Intenso fin de semana para los rocieros isleños culminado con el Pregón del Rocío al mediodía del domingo, en la parroquia de la Sagrada Familia. Juan Manuel Martínez Espina, tesorero de la Pontificia, Real e Ilustre Hermandad Matriz de Almonte, tuvo a su cargo la exaltación que cada año organiza la filial isleña con su hermano mayor, José Luis Cordero, a la cabeza.

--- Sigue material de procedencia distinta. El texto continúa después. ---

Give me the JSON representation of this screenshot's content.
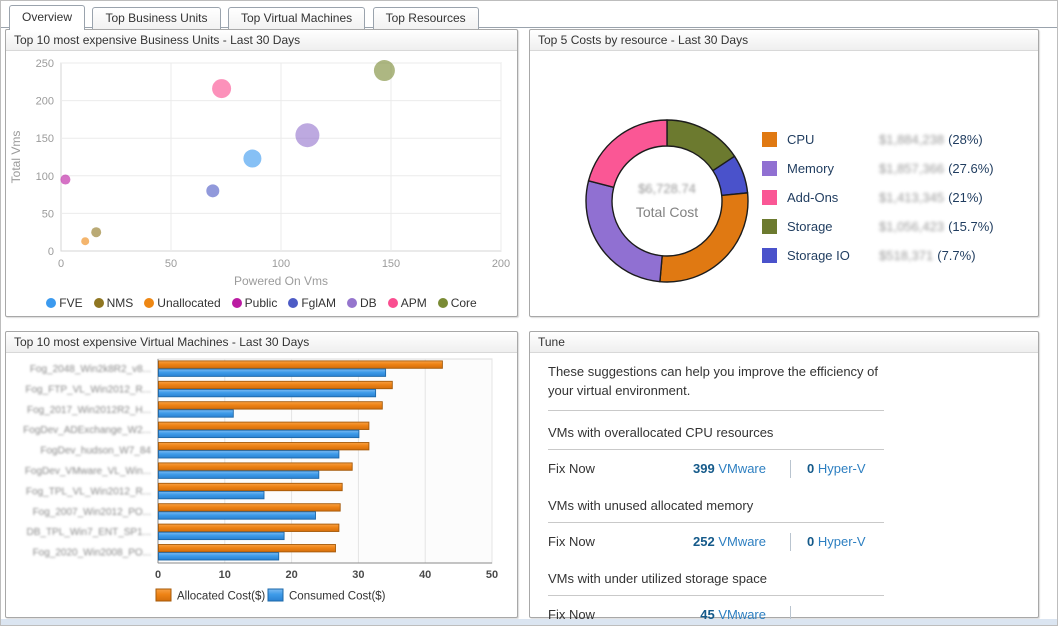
{
  "tabs": {
    "items": [
      {
        "label": "Overview"
      },
      {
        "label": "Top Business Units"
      },
      {
        "label": "Top Virtual Machines"
      },
      {
        "label": "Top Resources"
      }
    ],
    "active_label": "Overview"
  },
  "panels": {
    "business_units": {
      "title": "Top 10 most expensive Business Units - Last 30 Days"
    },
    "costs_by_resource": {
      "title": "Top 5 Costs by resource - Last 30 Days"
    },
    "virtual_machines": {
      "title": "Top 10 most expensive Virtual Machines - Last 30 Days"
    },
    "tune": {
      "title": "Tune",
      "intro": "These suggestions can help you improve the efficiency of your virtual environment.",
      "sections": [
        {
          "title": "VMs with overallocated CPU resources",
          "action": "Fix Now",
          "vmware_count": "399",
          "vmware_label": "VMware",
          "hyperv_count": "0",
          "hyperv_label": "Hyper-V"
        },
        {
          "title": "VMs with unused allocated memory",
          "action": "Fix Now",
          "vmware_count": "252",
          "vmware_label": "VMware",
          "hyperv_count": "0",
          "hyperv_label": "Hyper-V"
        },
        {
          "title": "VMs with under utilized storage space",
          "action": "Fix Now",
          "vmware_count": "45",
          "vmware_label": "VMware",
          "hyperv_count": "",
          "hyperv_label": ""
        }
      ]
    }
  },
  "chart_data": [
    {
      "id": "business_units_bubble",
      "type": "scatter",
      "title": "Top 10 most expensive Business Units - Last 30 Days",
      "xlabel": "Powered On Vms",
      "ylabel": "Total Vms",
      "xlim": [
        0,
        200
      ],
      "ylim": [
        0,
        250
      ],
      "xticks": [
        0,
        50,
        100,
        150,
        200
      ],
      "yticks": [
        0,
        50,
        100,
        150,
        200,
        250
      ],
      "grid": true,
      "legend_position": "bottom",
      "points": [
        {
          "name": "FVE",
          "x": 87,
          "y": 123,
          "r": 9,
          "color": "#3B9AEF"
        },
        {
          "name": "NMS",
          "x": 16,
          "y": 25,
          "r": 5,
          "color": "#8F7621"
        },
        {
          "name": "Unallocated",
          "x": 11,
          "y": 13,
          "r": 4,
          "color": "#EE8713"
        },
        {
          "name": "Public",
          "x": 2,
          "y": 95,
          "r": 5,
          "color": "#BB1BA2"
        },
        {
          "name": "FglAM",
          "x": 69,
          "y": 80,
          "r": 6.5,
          "color": "#4D5BC5"
        },
        {
          "name": "DB",
          "x": 112,
          "y": 154,
          "r": 12,
          "color": "#9575CD"
        },
        {
          "name": "APM",
          "x": 73,
          "y": 216,
          "r": 9.5,
          "color": "#FA4E90"
        },
        {
          "name": "Core",
          "x": 147,
          "y": 240,
          "r": 10.5,
          "color": "#7A8B35"
        }
      ]
    },
    {
      "id": "costs_donut",
      "type": "pie",
      "donut": true,
      "title": "Top 5 Costs by resource - Last 30 Days",
      "center_value": "$6,728.74",
      "center_label": "Total Cost",
      "values_blurred": true,
      "clockwise_from_top_order": [
        "Storage",
        "Storage IO",
        "CPU",
        "Memory",
        "Add-Ons"
      ],
      "slices": [
        {
          "name": "CPU",
          "value": "$1,884,238",
          "pct": 28,
          "pct_label": "(28%)",
          "color": "#E07912"
        },
        {
          "name": "Memory",
          "value": "$1,857,366",
          "pct": 27.6,
          "pct_label": "(27.6%)",
          "color": "#9070D2"
        },
        {
          "name": "Add-Ons",
          "value": "$1,413,345",
          "pct": 21,
          "pct_label": "(21%)",
          "color": "#FA5795"
        },
        {
          "name": "Storage",
          "value": "$1,056,423",
          "pct": 15.7,
          "pct_label": "(15.7%)",
          "color": "#6C7A2F"
        },
        {
          "name": "Storage IO",
          "value": "$518,371",
          "pct": 7.7,
          "pct_label": "(7.7%)",
          "color": "#4A52CB"
        }
      ]
    },
    {
      "id": "vm_bars",
      "type": "bar",
      "orientation": "horizontal",
      "title": "Top 10 most expensive Virtual Machines - Last 30 Days",
      "xlim": [
        0,
        50
      ],
      "xticks": [
        0,
        10,
        20,
        30,
        40,
        50
      ],
      "categories_blurred": true,
      "categories": [
        "Fog_2048_Win2k8R2_v8...",
        "Fog_FTP_VL_Win2012_R...",
        "Fog_2017_Win2012R2_H...",
        "FogDev_ADExchange_W2...",
        "FogDev_hudson_W7_84",
        "FogDev_VMware_VL_Win...",
        "Fog_TPL_VL_Win2012_R...",
        "Fog_2007_Win2012_PO...",
        "DB_TPL_Win7_ENT_SP1...",
        "Fog_2020_Win2008_PO..."
      ],
      "series": [
        {
          "name": "Allocated Cost($)",
          "color": "#EE8618",
          "values": [
            42.5,
            35,
            33.5,
            31.5,
            31.5,
            29,
            27.5,
            27.2,
            27,
            26.5
          ]
        },
        {
          "name": "Consumed Cost($)",
          "color": "#3E9BE9",
          "values": [
            34,
            32.5,
            11.2,
            30,
            27,
            24,
            15.8,
            23.5,
            18.8,
            18
          ]
        }
      ]
    }
  ]
}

En la luminosa mañana dominical, Martínez Espina demostró sus grandes dotes oratorias y la capacidad para trasladar a los presentes -entre ellos una representación municipal presidida por la alcaldesa, Patricia Cavada- a la aldea almonteña y preludiar lo que en unas pocas semanas se convertirá en realidad.

Tras la presentación del pregonero, a cargo de Antonio Mondaca, miembro de la junta de gobierno de la Matriz de Almonte y por lo tanto compañero del disertador en ésta, tomó la palabra Martínez Espina para inmediatamente dirigir sus pasos hacia el altar donde se encuentra el simpecado isleño, donde depositó un tarro de cristal con esencias de las marismas, traído especialmente de este lugar. Entre los aplausos de los presentes, el pregonero dijo que aquel presente “impregnará este bonito estandarte de aromas del rocío y de su divino hijo”.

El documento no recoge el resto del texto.